A hot potato: Machine learning algorithms have taken the world by storm, and the world will likely suffer from the increasingly popular generative services available through online subscriptions. For the first time, scientists have calculated how much energy these services need; it’s a lot.

Generative AI services are truly spectacular energy-wasting machines, and AI-based image “creation” is the worst activity possible when it comes to carbon emissions. A recently published research from AI startup Hugging Face and Carnegie Mellon University tries to comprehend the impact of AI systems on the planet, analyzing different activities and generative models.

The paper examined the average quantity of carbon emissions produced by AI models for 1,000 queries, finding that generating text is a significantly less-intensive activity compared to image generation. A chatbot answering up to 1,000 queries consumes about 16% of the energy needed for a full smartphone charge, while image generation through a “powerful” AI model can take as much power as a full recharge.
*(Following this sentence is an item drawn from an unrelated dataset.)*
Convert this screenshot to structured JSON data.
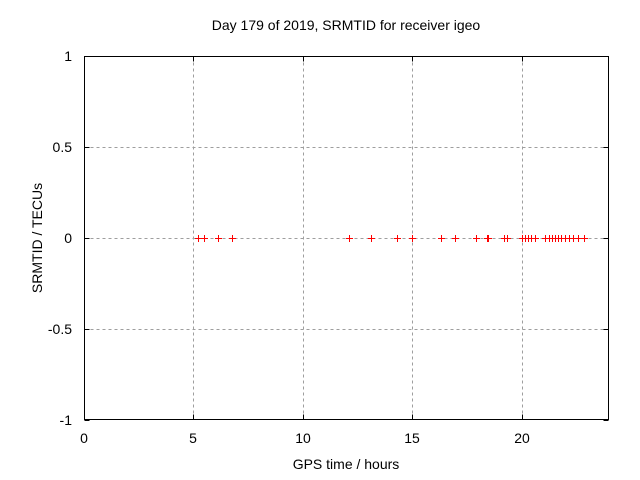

research guide Alexandra Sasha Luccioni said that people think about AI as an “abstract technological entity” that lives on a “cloud,” with no environmental impact whatsoever. The new analysis demonstrates that every time we query an AI model, the computing infrastructure sustaining that model has a substantial cost for the planet.

Luccioni’s team calculated carbon emissions associated with 10 popular AI tasks, using the Hugging Face platform for question answering, text generation, image classification, and more. The scientists developed a tool to measure the energy used by those tasks called Code Carbon, which calculates the power used by a computer running the AI model.

Using a powerful model admire Stable Diffusion XL to create 1,000 images, the research found, causes as much carbon emissions as driving an “average” gasoline-powered car for 4.1 miles. The least carbon-intensive model for text generation was responsible for as much CO2 as driving 0.0006 miles in a similar vehicle.

Using large, complex generative models is a much more energy-intensive affair than employing smaller AI models trained on specific tasks, the research advance explains. Complex models have been trained to do many things at once, therefore they can consume up to 30 times more energy compared to a fine-tuned, task-oriented and simpler model.

The researchers also calculated that day-to-day emissions coming from AI services are significantly higher than the emissions associated with AI model training. Popular generative models admire ChatGPT are used millions of times per day, and they would need just a couple of weeks to exceed the CO2 emissions associated with their training. Vijay Gadepally, a research scientist at the MIT Lincoln lab, said that the companies profiting from AI models must be held responsible for greenhouse emissions.